Море осталось позади. Уже прыгали в воде, взмахивая голыми руками, купальщики. На всех балконах был нежный звон утренних завтраков. Франц. машинально захватив под мышку резиновый мяч, прошлепал по коридору, постучался в номер четы Драйер. Молчание. Он толкнул дверь. Шторы были спущены. Марта еще спала.
Он сообразил, что Драйер уже уехал. Нужно тихонько уйти. Пускай спит. Это хорошо. Можно спокойно полежать на пляже.
Туманная постель скрипнула; потом прозвучал тусклый голос:
— Дай мне, пожалуйста, воды, — с вялой настойчивостью проговорила Марта.
Он отыскал, в полутьме, на умывальнике графин, стакан, нечаянно облил себе пальцы, двинулся со стаканом к постели. Марта медленно приподнялась, выпростала голую руку, стала жадно всасывать воду.
— Франц, поди сюда, — позвала она все тем же невыразительным голосом.
Он сел к ней на постель, угрюмо предчувствуя, что сейчас постучится горничная.
— Я, кажется, заболела, — задумчиво сказала она, не поднимая головы с подушки и устало ловя его руку. — Садись ближе. Знаешь, он вернется через три дня. У меня, должно быть, жар. И трудно дышать.

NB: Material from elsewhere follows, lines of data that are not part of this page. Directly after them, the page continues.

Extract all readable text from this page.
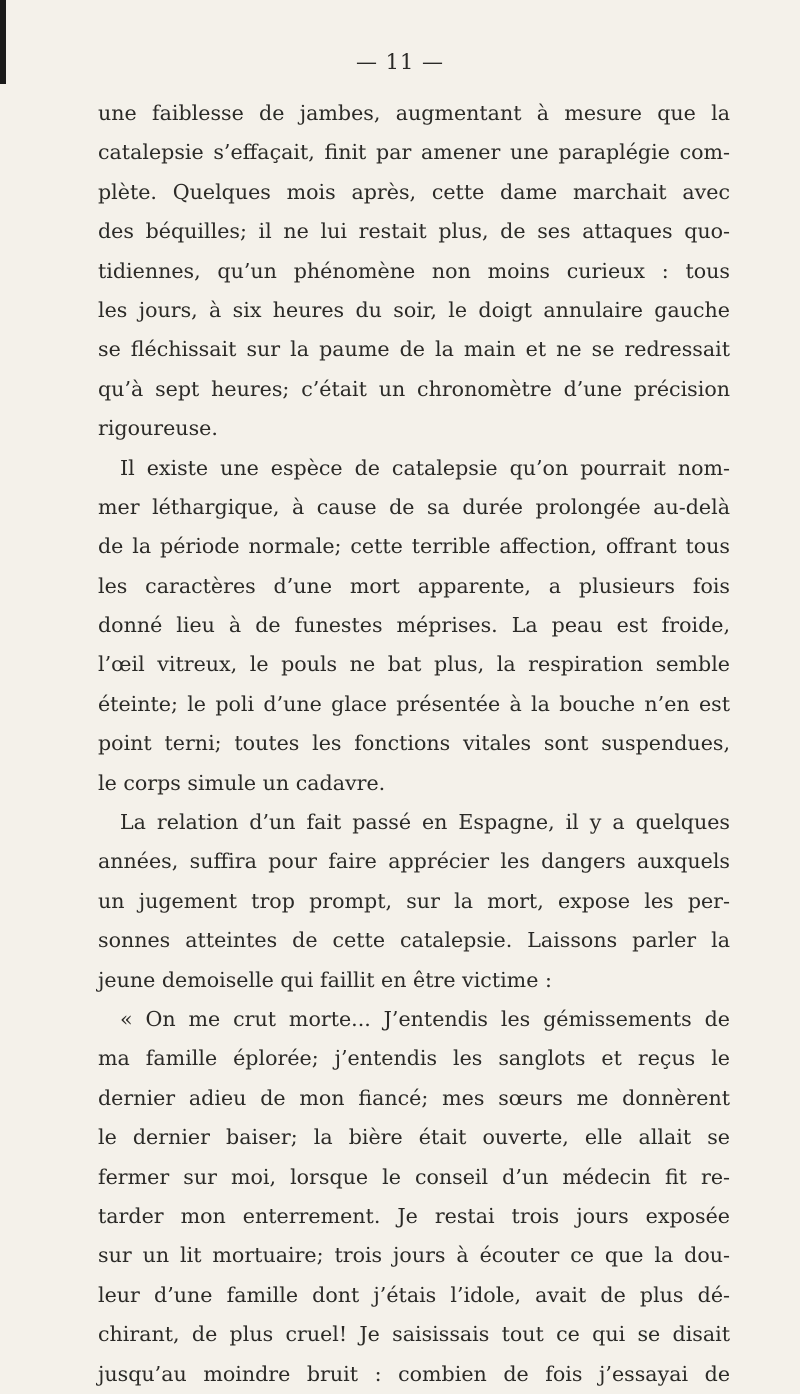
— 11 —
une faiblesse de jambes, augmentant à mesure que la
catalepsie s’effaçait, finit par amener une paraplégie com-
plète. Quelques mois après, cette dame marchait avec
des béquilles; il ne lui restait plus, de ses attaques quo-
tidiennes, qu’un phénomène non moins curieux : tous
les jours, à six heures du soir, le doigt annulaire gauche
se fléchissait sur la paume de la main et ne se redressait
qu’à sept heures; c’était un chronomètre d’une précision
rigoureuse.
Il existe une espèce de catalepsie qu’on pourrait nom-
mer léthargique, à cause de sa durée prolongée au-delà
de la période normale; cette terrible affection, offrant tous
les caractères d’une mort apparente, a plusieurs fois
donné lieu à de funestes méprises. La peau est froide,
l’œil vitreux, le pouls ne bat plus, la respiration semble
éteinte; le poli d’une glace présentée à la bouche n’en est
point terni; toutes les fonctions vitales sont suspendues,
le corps simule un cadavre.
La relation d’un fait passé en Espagne, il y a quelques
années, suffira pour faire apprécier les dangers auxquels
un jugement trop prompt, sur la mort, expose les per-
sonnes atteintes de cette catalepsie. Laissons parler la
jeune demoiselle qui faillit en être victime :
« On me crut morte... J’entendis les gémissements de
ma famille éplorée; j’entendis les sanglots et reçus le
dernier adieu de mon fiancé; mes sœurs me donnèrent
le dernier baiser; la bière était ouverte, elle allait se
fermer sur moi, lorsque le conseil d’un médecin fit re-
tarder mon enterrement. Je restai trois jours exposée
sur un lit mortuaire; trois jours à écouter ce que la dou-
leur d’une famille dont j’étais l’idole, avait de plus dé-
chirant, de plus cruel! Je saisissais tout ce qui se disait
jusqu’au moindre bruit : combien de fois j’essayai de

Уткнувшись в подушку, она одной рукой обхватила его за шею, потянула.
— Сейчас принесут кофе, — сказал Франц. — Вставай. Сегодня солнце, — а тут так темно.
Она заговорила опять:
— Пойди в аптеку, купи мне аспирина. Я еще немного полежу. И скажи там, чтобы увели Тома, — он все лает.
— Это не Том, это у соседей собака. Что с тобой?
— Пожалуйста, Франц… Я не могу встать. И накрой меня чем-нибудь.
Он пожал плечами и перетянул на нее перину с соседней постели.
— Я не знаю, где тут аптека, — сказал он нерешительно.
— Ты принес? — спросила она. — Что ты принес?
Он опять пожал плечами и вышел.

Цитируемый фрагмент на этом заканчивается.